- Interactive map of Point Clare
- Country: Australia
- State: New South Wales
- City: Central Coast
- LGA: Central Coast Council;
- Location: 4 km (2.5 mi) SW of Gosford; 7 km (4.3 mi) N of Woy Woy; 75 km (47 mi) N of Sydney;

Government
- • State electorate: Gosford;
- • Federal division: Robertson;

Area
- • Total: 3.3 km^{2} (1.3 sq mi)
- Elevation: 10 m (33 ft)

Population
- • Total: 3,731 (2016 census)
- • Density: 1,131/km^{2} (2,930/sq mi)
- Postcode: 2250
- Parish: Patonga
Suburbs around Point Clare
| Kariong | West Gosford | Gosford |
| Kariong | Point Clare | Point Frederick |
| Brisbane Water National Park | Tascott | Brisbane Water |

= Point Clare =

Point Clare is a suburb of the Central Coast region of New South Wales, Australia located approximately 75 km north of Sydney and 4 km south-west of Gosford's central business district on the western shore of Brisbane Water.
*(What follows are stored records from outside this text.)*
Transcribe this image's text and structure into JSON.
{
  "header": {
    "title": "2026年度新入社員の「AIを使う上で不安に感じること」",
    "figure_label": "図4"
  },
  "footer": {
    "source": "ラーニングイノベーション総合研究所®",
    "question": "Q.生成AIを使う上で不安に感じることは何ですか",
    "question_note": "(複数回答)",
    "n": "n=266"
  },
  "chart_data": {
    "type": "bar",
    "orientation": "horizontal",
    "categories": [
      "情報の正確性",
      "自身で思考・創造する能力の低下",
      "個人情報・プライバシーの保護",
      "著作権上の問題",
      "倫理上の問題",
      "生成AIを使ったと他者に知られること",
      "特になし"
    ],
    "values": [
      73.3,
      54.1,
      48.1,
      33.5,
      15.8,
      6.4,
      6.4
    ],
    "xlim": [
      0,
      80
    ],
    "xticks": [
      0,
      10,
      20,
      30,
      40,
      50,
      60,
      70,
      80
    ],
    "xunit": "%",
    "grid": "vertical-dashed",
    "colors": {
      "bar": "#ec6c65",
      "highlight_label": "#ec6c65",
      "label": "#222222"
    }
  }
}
It is part of the local government area.

The suburb contains Point Clare railway station, which is on the Main North railway line, an Aldi supermarket, a pharmacy, a multi-doctor medical practice, a coffee shop, Deli, Chinese and Thai takeaway, a number of real estate agents, massage therapist, accountant and veterinarian. The Point Clare Hall in Talinga Ave is used for a variety of community activities.

In addition, there is a Scouts' and Guides' Hall at Fagans Park. Marine Rescue Central Coast, a volunteer rescue unit and TS Hawkesbury, an Australian Navy Cadet unit, are located at the northern end of Goodaywang Reserve on the Brisbane Water foreshore.

Point Clare Public School is located on Takari Avenue. Henry Kendall High School and Gosford High School (selective) are the nearest public secondary schools. St Philip's Christian College in Narara is the nearest private school, catering from Kindergarten to Year 12.

Author Stephen Lacey grew up in Point Clare at 37 Brisbane Water Drive. The village was the setting for his first two novels, The Tin Moon and Sandstone.

Actor Don Hany also grew up in Point Clare.

The population recorded at the 2016 Census was 3,731; a decrease from the 3,810 recorded in 2011.